Santo Cristo Yacente
Foto: María del Mar Aguilera
Vía crucis de Juan Pablo II
Duodécima Estación
Jesús muere en la Cruz

«Padre, perdónalos porque no saben lo que hacen» (Lc 23,34). En el culmen de la Pasión, Cristo no olvida al hombre, no olvida en especial a los que son la causa de su sufrimiento. Él sabe que el hombre, más que de cualquier otra cosa, tiene necesidad de amor; tiene necesidad de la misericordia que en este momento se derrama en el mundo.
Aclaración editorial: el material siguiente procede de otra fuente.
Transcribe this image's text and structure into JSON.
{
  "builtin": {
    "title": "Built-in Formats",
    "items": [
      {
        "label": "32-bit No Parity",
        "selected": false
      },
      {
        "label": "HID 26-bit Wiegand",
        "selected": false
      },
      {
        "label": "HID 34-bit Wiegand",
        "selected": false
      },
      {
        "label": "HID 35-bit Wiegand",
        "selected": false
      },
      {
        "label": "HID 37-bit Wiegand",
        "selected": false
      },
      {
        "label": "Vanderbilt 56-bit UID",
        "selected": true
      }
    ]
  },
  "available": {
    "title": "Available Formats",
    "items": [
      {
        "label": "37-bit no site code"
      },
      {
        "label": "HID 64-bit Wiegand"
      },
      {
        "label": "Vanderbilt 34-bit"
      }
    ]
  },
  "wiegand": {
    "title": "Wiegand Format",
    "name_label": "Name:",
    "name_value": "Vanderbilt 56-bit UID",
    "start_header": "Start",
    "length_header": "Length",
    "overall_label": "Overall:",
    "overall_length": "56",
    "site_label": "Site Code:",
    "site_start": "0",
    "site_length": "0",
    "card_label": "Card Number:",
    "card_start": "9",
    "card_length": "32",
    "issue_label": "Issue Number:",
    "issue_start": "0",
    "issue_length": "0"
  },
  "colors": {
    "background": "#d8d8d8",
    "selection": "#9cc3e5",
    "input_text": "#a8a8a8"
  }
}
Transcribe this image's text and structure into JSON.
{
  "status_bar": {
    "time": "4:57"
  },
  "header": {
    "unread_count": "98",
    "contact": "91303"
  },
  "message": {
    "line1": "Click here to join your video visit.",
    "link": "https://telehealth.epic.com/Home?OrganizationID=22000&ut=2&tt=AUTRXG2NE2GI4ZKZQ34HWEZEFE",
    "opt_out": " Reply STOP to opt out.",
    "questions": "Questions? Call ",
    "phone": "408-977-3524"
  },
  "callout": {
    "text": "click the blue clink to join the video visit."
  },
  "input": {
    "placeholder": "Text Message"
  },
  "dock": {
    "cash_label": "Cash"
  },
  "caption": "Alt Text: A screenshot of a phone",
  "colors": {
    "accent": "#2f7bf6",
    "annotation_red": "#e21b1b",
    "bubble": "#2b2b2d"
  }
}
«Yo te aseguro: hoy estarás conmigo en el paraíso» (Lc 23,43). Así responde Jesús a la petición del malhechor que estaba a su derecha: «Jesús, acuérdate de mí cuando estés en tu Reino» (Lc 23,42). La promesa de una nueva vida. Éste es el primer fruto de la pasión y de la inminente muerte de Cristo. Una palabra de esperanza para el hombre.

A los pies de la cruz estaba su Madre, y a su lado el discípulo Juan evangelista. «Jesús dice a su madre: "Mujer, ahí tienes a tu hijo". Luego dice al discípulo: "Ahí tienes a tu madre". Y desde aquella hora el discípulo la acogió en su casa» (Jn 19,26-27). Es el testamento para las personas que más amaba. El testamento para la Iglesia. Jesús al morir quiere que el amor maternal de María abrace a todos aquellos por los que Él da la vida, a toda la humanidad.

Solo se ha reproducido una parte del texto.